Great Britain and England hockey captain Hollie Pearne-Webb has spoken to Sky Sports news as part of this year's International Women's Day.
She discusses the positive steps seen in recent times, but also the need for a continued, concerted effort for female sport to be at the forefront, both at elite level and grassroots.
Sky: What is the biggest change you've seen in women's sport since five years ago?
HPW: It’s fantastic that so much women’s sport is getting more profile and investment. For us in hockey, in the last five years or so we’ve had a women’s world cup on home soil and we have personally heard many stories of how the three consecutive Olympic medals have inspired people to pick up a stick. There’s no question now that women’s sport is treated with more respect, taken seriously and most importantly, young girls see becoming a professional sportswoman as a viable option for them. So yes it has improved, but there is still a long way to go.
Sky: What is the one thing you would like to see changed in women's sport by 2025?
HPW: By then I would love to see a continued growth in all of the core aspects that make women’s sport great. UK Sport and the National Lottery have done an amazing job funding sport, so long may that continue. And then in terms of commercial investment and media interest, it’s imperative that we share the spotlight among all women’s sport, rather than concentrating on a handful of sports. I have met amazing athletes from so many sports that do not get the investment and coverage they deserve, and I would like to see that change. How many times will we see the gold medal-winning curling team between now and the next winter Olympics, and what investment will they receive? Those things are very important.
Sky: How do we ensure young girls don't drop out of sport during their teenage years and what message would you have for those girls stepping away from their sports?

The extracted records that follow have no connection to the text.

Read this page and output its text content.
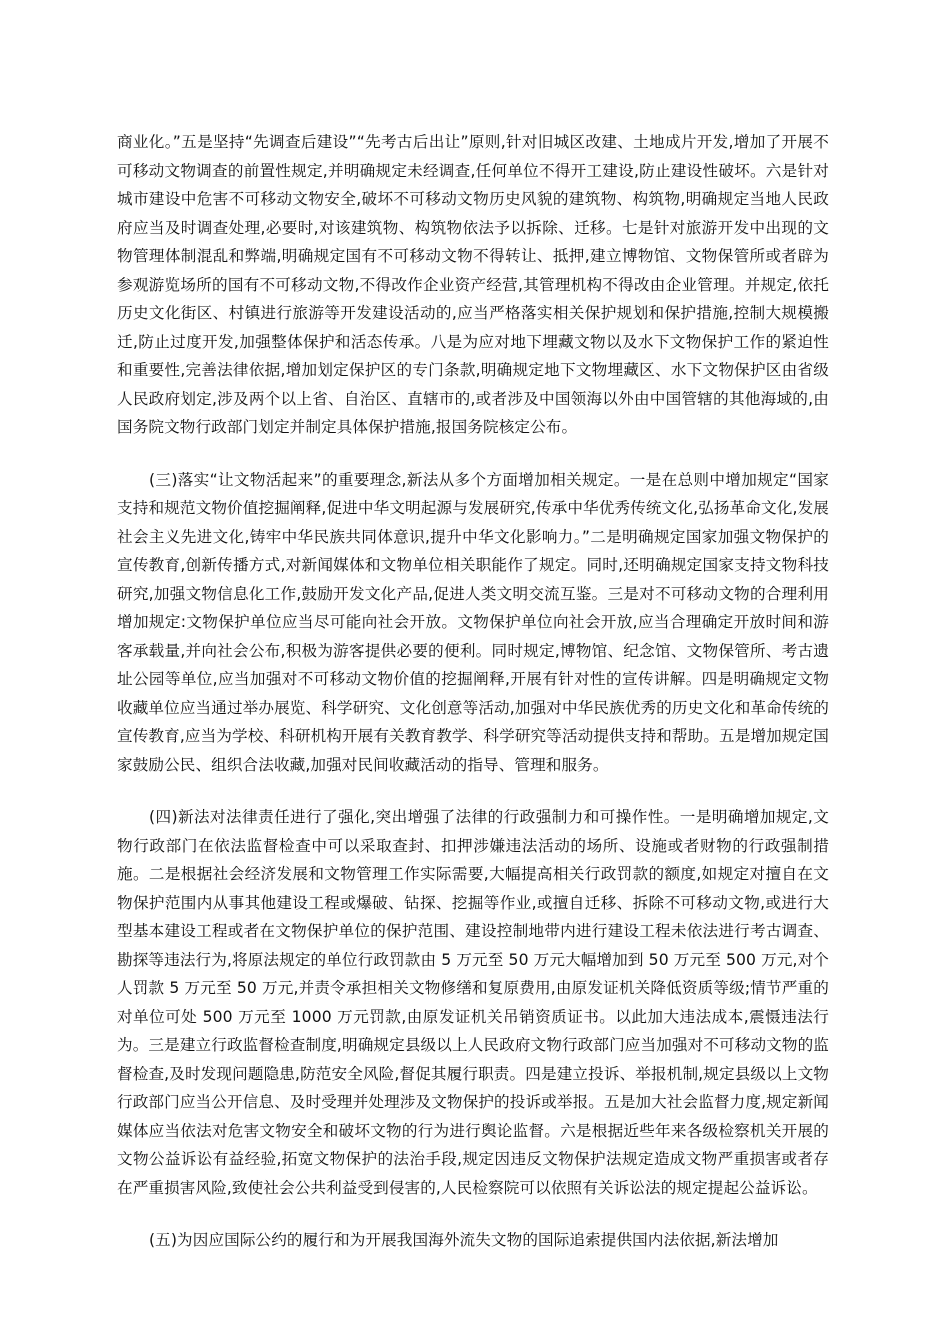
商业化。”五是坚持“先调查后建设”“先考古后出让”原则,针对旧城区改建、土地成片开发,增加了开展不可移动文物调查的前置性规定,并明确规定未经调查,任何单位不得开工建设,防止建设性破坏。六是针对城市建设中危害不可移动文物安全,破坏不可移动文物历史风貌的建筑物、构筑物,明确规定当地人民政府应当及时调查处理,必要时,对该建筑物、构筑物依法予以拆除、迁移。七是针对旅游开发中出现的文物管理体制混乱和弊端,明确规定国有不可移动文物不得转让、抵押,建立博物馆、文物保管所或者辟为参观游览场所的国有不可移动文物,不得改作企业资产经营,其管理机构不得改由企业管理。并规定,依托历史文化街区、村镇进行旅游等开发建设活动的,应当严格落实相关保护规划和保护措施,控制大规模搬迁,防止过度开发,加强整体保护和活态传承。八是为应对地下埋藏文物以及水下文物保护工作的紧迫性和重要性,完善法律依据,增加划定保护区的专门条款,明确规定地下文物埋藏区、水下文物保护区由省级人民政府划定,涉及两个以上省、自治区、直辖市的,或者涉及中国领海以外由中国管辖的其他海域的,由国务院文物行政部门划定并制定具体保护措施,报国务院核定公布。

(三)落实“让文物活起来”的重要理念,新法从多个方面增加相关规定。一是在总则中增加规定“国家支持和规范文物价值挖掘阐释,促进中华文明起源与发展研究,传承中华优秀传统文化,弘扬革命文化,发展社会主义先进文化,铸牢中华民族共同体意识,提升中华文化影响力。”二是明确规定国家加强文物保护的宣传教育,创新传播方式,对新闻媒体和文物单位相关职能作了规定。同时,还明确规定国家支持文物科技研究,加强文物信息化工作,鼓励开发文化产品,促进人类文明交流互鉴。三是对不可移动文物的合理利用增加规定:文物保护单位应当尽可能向社会开放。文物保护单位向社会开放,应当合理确定开放时间和游客承载量,并向社会公布,积极为游客提供必要的便利。同时规定,博物馆、纪念馆、文物保管所、考古遗址公园等单位,应当加强对不可移动文物价值的挖掘阐释,开展有针对性的宣传讲解。四是明确规定文物收藏单位应当通过举办展览、科学研究、文化创意等活动,加强对中华民族优秀的历史文化和革命传统的宣传教育,应当为学校、科研机构开展有关教育教学、科学研究等活动提供支持和帮助。五是增加规定国家鼓励公民、组织合法收藏,加强对民间收藏活动的指导、管理和服务。

(四)新法对法律责任进行了强化,突出增强了法律的行政强制力和可操作性。一是明确增加规定,文物行政部门在依法监督检查中可以采取查封、扣押涉嫌违法活动的场所、设施或者财物的行政强制措施。二是根据社会经济发展和文物管理工作实际需要,大幅提高相关行政罚款的额度,如规定对擅自在文物保护范围内从事其他建设工程或爆破、钻探、挖掘等作业,或擅自迁移、拆除不可移动文物,或进行大型基本建设工程或者在文物保护单位的保护范围、建设控制地带内进行建设工程未依法进行考古调查、勘探等违法行为,将原法规定的单位行政罚款由 5 万元至 50 万元大幅增加到 50 万元至 500 万元,对个人罚款 5 万元至 50 万元,并责令承担相关文物修缮和复原费用,由原发证机关降低资质等级;情节严重的对单位可处 500 万元至 1000 万元罚款,由原发证机关吊销资质证书。以此加大违法成本,震慑违法行为。三是建立行政监督检查制度,明确规定县级以上人民政府文物行政部门应当加强对不可移动文物的监督检查,及时发现问题隐患,防范安全风险,督促其履行职责。四是建立投诉、举报机制,规定县级以上文物行政部门应当公开信息、及时受理并处理涉及文物保护的投诉或举报。五是加大社会监督力度,规定新闻媒体应当依法对危害文物安全和破坏文物的行为进行舆论监督。六是根据近些年来各级检察机关开展的文物公益诉讼有益经验,拓宽文物保护的法治手段,规定因违反文物保护法规定造成文物严重损害或者存在严重损害风险,致使社会公共利益受到侵害的,人民检察院可以依照有关诉讼法的规定提起公益诉讼。

(五)为因应国际公约的履行和为开展我国海外流失文物的国际追索提供国内法依据,新法增加
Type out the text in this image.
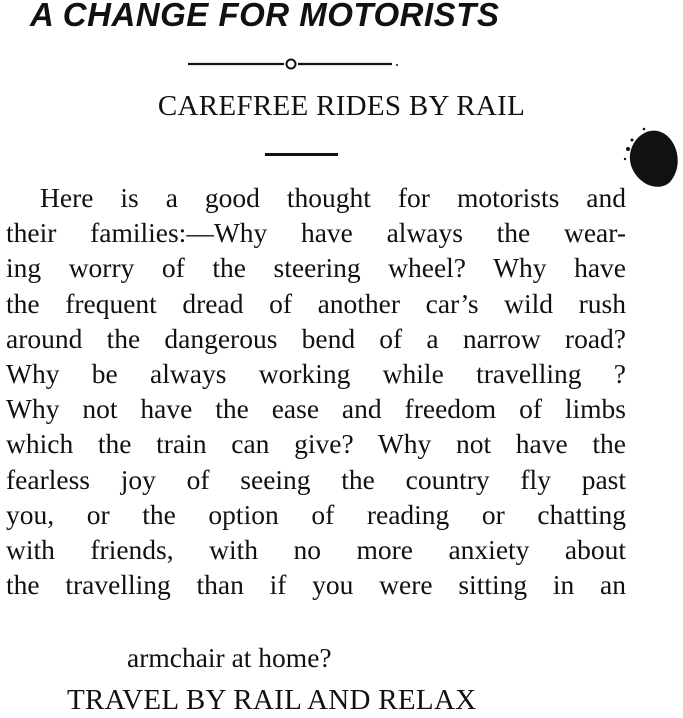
A CHANGE FOR MOTORISTS
CAREFREE RIDES BY RAIL
Here is a good thought for motorists and
their families:—Why have always the wear-
ing worry of the steering wheel? Why have
the frequent dread of another car’s wild rush
around the dangerous bend of a narrow road?
Why be always working while travelling ?
Why not have the ease and freedom of limbs
which the train can give? Why not have the
fearless joy of seeing the country fly past
you, or the option of reading or chatting
with friends, with no more anxiety about
the travelling than if you were sitting in an
armchair at home?
TRAVEL BY RAIL AND RELAX
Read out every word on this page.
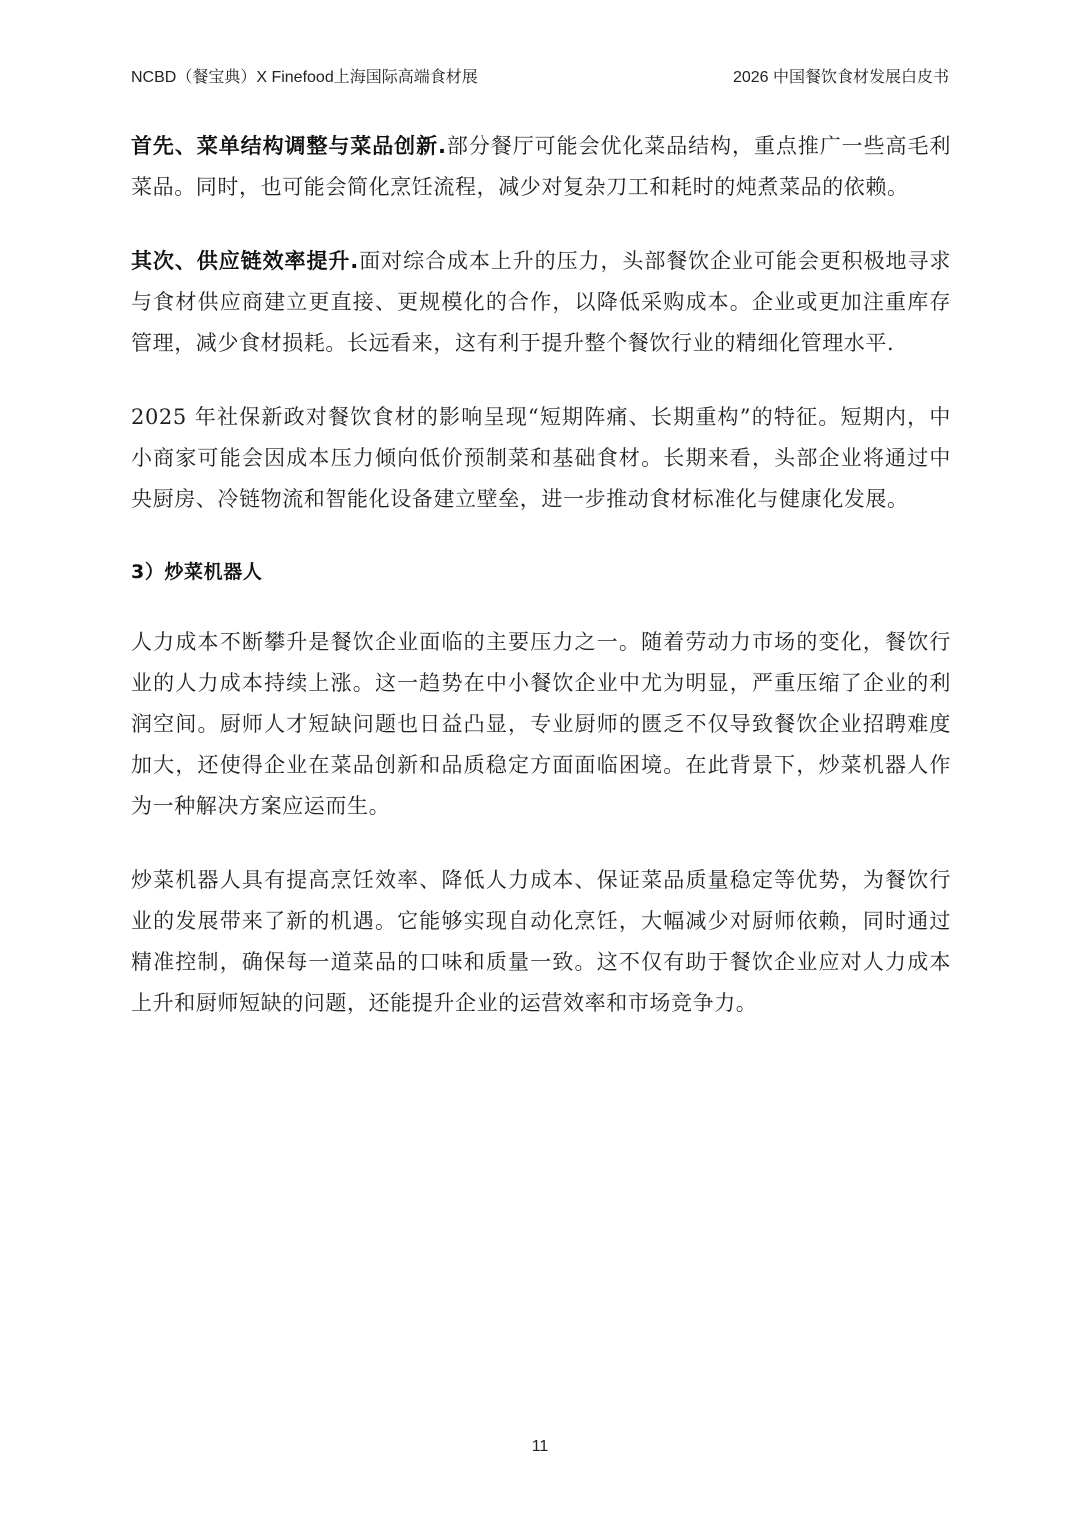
NCBD（餐宝典）X Finefood上海国际高端食材展	2026 中国餐饮食材发展白皮书

首先、菜单结构调整与菜品创新.部分餐厅可能会优化菜品结构，重点推广一些高毛利菜品。同时，也可能会简化烹饪流程，减少对复杂刀工和耗时的炖煮菜品的依赖。

其次、供应链效率提升.面对综合成本上升的压力，头部餐饮企业可能会更积极地寻求与食材供应商建立更直接、更规模化的合作，以降低采购成本。企业或更加注重库存管理，减少食材损耗。长远看来，这有利于提升整个餐饮行业的精细化管理水平.

2025 年社保新政对餐饮食材的影响呈现“短期阵痛、长期重构”的特征。短期内，中小商家可能会因成本压力倾向低价预制菜和基础食材。长期来看，头部企业将通过中央厨房、冷链物流和智能化设备建立壁垒，进一步推动食材标准化与健康化发展。

3）炒菜机器人

人力成本不断攀升是餐饮企业面临的主要压力之一。随着劳动力市场的变化，餐饮行业的人力成本持续上涨。这一趋势在中小餐饮企业中尤为明显，严重压缩了企业的利润空间。厨师人才短缺问题也日益凸显，专业厨师的匮乏不仅导致餐饮企业招聘难度加大，还使得企业在菜品创新和品质稳定方面面临困境。在此背景下，炒菜机器人作为一种解决方案应运而生。

炒菜机器人具有提高烹饪效率、降低人力成本、保证菜品质量稳定等优势，为餐饮行业的发展带来了新的机遇。它能够实现自动化烹饪，大幅减少对厨师依赖，同时通过精准控制，确保每一道菜品的口味和质量一致。这不仅有助于餐饮企业应对人力成本上升和厨师短缺的问题，还能提升企业的运营效率和市场竞争力。

11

HPW: or the good of both girls and boys, continued investment in primary school sport is absolutely essential, for many reasons. First and foremost we must look after the health and wellbeing of the nation, but we also need to ensure that every child has the opportunity to progress as far as they possibly can within their chosen sport. And especially for girls, we know how many stop doing sport when they become teenagers, so creating a love of sport in primary schools is key. To keep girls in sport, they also need to see female role models on TV and in the media even more.